In the legal practice, from 2006 to 2011 he served at the Office of the Attorney General in Budapest and from 2011 to 2020 he was a chief counsel at the Constitutional Court of Hungary. From 2020 to 2022 he was working as a policy advisor at the European Parliament in Brussels where his focus was on constitutional affairs of the European integration. He has previously taught various fields of international public law including the law of international economic relations and international human rights law at Pázmány Péter Catholic University. He has published numerous articles on contemporary international legal and constitutional questions in various academic, intellectual and popular journals. His work on international economic and human rights law has been published, among others, by Edward Elgar Publishing and Central European Journal of Comparative Law. He is the author of Alkotmányjogi utazás Amerikában [Constitutional Journey in the United States] (MCC Press, 2021). He has translated, cotranslated and edited a number of books related to international law and politics or the United States of America including, among others, Joshua Muravchik, Földre szállt mennyország [Heaven on Earth] (2014), Amerikai konzervatív gondolkodók [American Conservative Thinkers] (2017), John Baylis and others, A világpolitika globalizációja [The Globalization of World Politics] (2020). He speaks English and French.
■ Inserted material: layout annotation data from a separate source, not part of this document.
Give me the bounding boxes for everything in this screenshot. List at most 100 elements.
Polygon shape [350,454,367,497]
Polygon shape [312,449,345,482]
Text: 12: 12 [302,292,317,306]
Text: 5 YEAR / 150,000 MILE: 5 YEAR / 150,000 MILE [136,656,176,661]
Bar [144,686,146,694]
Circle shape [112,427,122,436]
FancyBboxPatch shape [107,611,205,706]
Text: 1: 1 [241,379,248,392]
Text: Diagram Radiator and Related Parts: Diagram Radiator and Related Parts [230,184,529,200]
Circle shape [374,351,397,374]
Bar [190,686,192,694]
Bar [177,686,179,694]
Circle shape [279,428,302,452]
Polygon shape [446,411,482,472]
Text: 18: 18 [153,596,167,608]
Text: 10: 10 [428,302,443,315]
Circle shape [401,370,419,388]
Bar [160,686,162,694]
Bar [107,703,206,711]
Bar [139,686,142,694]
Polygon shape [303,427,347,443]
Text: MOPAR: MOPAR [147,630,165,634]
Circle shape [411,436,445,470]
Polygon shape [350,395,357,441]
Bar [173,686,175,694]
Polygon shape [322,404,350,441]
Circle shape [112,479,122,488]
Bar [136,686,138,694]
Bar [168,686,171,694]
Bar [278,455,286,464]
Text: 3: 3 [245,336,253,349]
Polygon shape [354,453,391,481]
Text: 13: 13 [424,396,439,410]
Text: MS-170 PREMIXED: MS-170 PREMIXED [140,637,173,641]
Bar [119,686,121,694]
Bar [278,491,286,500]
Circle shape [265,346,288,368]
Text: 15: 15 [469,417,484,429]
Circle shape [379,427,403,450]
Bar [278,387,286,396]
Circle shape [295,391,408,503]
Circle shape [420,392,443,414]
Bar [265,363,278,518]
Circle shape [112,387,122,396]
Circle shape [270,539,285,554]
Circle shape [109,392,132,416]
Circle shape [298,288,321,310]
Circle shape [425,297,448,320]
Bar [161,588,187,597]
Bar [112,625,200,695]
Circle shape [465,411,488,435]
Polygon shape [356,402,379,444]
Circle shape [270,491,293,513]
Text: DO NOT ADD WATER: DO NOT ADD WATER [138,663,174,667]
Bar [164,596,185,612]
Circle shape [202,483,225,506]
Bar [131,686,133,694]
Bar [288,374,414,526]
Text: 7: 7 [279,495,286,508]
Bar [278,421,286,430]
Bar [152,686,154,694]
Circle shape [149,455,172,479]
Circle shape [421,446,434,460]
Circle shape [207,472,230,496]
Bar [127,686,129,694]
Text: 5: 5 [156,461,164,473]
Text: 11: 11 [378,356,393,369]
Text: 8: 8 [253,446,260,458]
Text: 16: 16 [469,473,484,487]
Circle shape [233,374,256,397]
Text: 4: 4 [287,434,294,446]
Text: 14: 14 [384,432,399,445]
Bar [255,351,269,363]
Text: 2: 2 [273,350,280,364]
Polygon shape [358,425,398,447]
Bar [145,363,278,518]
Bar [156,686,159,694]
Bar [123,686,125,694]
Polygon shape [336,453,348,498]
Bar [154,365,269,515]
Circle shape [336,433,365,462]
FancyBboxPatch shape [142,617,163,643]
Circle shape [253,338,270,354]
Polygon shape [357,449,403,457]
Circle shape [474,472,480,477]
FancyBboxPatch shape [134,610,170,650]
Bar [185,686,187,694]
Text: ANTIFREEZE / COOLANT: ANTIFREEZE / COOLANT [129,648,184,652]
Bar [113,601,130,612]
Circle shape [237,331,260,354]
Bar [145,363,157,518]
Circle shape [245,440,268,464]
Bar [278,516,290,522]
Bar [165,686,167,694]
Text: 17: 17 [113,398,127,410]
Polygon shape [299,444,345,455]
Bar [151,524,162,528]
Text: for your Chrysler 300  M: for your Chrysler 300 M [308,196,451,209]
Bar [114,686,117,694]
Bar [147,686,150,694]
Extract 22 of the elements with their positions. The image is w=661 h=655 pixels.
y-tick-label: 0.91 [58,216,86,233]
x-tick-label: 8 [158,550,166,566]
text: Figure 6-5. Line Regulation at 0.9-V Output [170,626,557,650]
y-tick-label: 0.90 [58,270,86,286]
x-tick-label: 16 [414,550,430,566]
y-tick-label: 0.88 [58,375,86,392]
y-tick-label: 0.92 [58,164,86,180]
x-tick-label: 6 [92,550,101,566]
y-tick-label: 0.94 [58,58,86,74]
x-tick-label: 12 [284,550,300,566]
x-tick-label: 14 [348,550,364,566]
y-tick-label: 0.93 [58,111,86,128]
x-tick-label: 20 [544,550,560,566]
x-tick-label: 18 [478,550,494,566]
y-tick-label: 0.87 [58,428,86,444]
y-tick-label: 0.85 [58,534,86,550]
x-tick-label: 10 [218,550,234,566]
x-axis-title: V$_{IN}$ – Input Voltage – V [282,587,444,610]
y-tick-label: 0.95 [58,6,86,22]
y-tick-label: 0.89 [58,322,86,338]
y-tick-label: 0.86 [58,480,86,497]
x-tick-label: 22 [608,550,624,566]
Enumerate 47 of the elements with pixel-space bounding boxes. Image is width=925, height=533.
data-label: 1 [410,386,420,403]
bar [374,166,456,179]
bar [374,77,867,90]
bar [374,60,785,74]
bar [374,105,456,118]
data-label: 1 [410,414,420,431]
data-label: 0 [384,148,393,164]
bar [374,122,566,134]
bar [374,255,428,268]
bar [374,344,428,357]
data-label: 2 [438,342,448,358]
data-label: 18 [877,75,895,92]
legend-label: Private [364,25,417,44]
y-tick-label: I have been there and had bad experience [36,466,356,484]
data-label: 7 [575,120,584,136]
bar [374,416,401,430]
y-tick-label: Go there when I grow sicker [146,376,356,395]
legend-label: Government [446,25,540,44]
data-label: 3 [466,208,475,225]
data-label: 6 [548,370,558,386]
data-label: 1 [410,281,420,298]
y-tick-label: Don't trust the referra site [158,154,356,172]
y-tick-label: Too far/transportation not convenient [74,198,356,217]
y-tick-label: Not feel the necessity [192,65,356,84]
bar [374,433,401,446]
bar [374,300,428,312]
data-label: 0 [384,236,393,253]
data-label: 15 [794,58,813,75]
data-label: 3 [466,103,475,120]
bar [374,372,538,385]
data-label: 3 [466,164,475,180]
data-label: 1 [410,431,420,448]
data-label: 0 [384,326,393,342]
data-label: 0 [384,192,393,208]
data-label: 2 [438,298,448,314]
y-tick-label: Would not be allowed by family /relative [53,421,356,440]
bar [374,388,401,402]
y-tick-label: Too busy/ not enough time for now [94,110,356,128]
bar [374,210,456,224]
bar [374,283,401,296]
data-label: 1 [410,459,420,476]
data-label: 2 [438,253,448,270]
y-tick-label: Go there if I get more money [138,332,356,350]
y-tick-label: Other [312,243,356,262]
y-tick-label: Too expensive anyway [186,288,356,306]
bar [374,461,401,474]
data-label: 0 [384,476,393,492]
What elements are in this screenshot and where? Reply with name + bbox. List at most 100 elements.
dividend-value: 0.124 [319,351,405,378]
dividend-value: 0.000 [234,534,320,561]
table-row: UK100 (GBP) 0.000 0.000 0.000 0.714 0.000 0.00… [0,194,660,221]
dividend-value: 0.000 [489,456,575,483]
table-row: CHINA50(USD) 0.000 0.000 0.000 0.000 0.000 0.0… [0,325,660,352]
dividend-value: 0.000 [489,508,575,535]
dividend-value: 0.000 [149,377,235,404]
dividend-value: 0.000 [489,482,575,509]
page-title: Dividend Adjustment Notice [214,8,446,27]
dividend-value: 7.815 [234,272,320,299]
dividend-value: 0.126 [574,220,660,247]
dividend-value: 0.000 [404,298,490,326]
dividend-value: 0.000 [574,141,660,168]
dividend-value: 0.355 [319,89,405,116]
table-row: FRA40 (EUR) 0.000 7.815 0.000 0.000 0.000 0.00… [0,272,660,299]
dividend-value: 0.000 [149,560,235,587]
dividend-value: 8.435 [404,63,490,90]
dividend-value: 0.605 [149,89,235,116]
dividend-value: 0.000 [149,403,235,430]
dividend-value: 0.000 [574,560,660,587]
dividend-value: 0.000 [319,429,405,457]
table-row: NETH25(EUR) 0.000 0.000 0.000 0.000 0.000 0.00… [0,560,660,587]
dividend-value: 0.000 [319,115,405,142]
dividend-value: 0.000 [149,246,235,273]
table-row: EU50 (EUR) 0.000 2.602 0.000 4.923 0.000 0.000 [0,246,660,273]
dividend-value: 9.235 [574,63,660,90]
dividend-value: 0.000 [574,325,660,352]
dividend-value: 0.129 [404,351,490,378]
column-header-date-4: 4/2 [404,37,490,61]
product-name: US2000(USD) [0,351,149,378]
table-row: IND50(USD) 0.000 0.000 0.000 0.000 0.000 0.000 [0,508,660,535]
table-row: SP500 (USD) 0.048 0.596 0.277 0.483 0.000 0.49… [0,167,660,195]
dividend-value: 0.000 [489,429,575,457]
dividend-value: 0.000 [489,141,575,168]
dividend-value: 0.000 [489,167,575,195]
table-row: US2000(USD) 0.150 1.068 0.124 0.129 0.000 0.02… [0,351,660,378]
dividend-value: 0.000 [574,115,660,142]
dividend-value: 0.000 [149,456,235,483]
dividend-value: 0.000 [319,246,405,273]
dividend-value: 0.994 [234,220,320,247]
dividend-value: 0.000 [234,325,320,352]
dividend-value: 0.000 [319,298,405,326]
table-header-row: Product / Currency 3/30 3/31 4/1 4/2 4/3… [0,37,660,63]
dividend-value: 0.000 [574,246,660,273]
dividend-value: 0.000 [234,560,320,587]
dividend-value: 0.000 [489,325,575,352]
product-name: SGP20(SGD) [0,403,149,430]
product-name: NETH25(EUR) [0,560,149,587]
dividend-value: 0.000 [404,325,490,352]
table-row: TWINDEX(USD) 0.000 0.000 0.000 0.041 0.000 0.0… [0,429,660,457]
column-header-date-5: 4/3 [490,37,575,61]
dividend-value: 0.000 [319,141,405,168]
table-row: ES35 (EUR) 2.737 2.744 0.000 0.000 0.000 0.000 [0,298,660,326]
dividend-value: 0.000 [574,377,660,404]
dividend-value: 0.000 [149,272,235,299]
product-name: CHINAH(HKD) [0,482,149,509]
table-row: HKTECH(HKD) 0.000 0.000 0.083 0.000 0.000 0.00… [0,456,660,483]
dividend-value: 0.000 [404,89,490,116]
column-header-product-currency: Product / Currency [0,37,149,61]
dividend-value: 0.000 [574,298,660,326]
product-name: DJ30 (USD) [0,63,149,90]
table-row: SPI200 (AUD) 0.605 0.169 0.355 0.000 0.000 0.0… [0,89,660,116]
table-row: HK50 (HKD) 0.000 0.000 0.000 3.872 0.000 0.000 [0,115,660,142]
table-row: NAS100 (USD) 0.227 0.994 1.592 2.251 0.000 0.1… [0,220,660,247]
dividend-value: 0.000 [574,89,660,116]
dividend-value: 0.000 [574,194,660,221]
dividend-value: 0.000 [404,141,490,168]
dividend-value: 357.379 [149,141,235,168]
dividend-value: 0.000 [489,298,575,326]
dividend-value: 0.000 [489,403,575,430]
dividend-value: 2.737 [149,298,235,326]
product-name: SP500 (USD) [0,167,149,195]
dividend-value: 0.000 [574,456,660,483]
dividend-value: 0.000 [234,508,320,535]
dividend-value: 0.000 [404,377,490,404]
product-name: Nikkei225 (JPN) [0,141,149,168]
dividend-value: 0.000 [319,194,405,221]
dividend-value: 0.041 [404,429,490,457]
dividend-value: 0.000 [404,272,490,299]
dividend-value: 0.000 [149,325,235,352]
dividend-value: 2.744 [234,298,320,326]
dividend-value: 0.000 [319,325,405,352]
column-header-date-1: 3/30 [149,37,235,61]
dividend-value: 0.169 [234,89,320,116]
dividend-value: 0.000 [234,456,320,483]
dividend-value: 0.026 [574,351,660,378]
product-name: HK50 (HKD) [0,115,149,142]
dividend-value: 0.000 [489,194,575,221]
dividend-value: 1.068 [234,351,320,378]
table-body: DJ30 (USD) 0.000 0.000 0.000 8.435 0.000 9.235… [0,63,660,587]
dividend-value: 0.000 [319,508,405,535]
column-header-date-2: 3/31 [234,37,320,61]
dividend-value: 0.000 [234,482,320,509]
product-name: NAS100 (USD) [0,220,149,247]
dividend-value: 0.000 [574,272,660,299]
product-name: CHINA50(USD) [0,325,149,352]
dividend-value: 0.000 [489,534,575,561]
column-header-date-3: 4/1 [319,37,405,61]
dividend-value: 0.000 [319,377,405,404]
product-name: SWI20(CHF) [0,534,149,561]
His primary research interests at the Mathias Corvinus Collegium include international economic law, the international legal approach to economic globalization along with the reform process of international investment law, international human rights law, the interpretative methods of international law with special emphasis on the dilemma of evolutionary interpretation as well as the interface of Christianity and international law.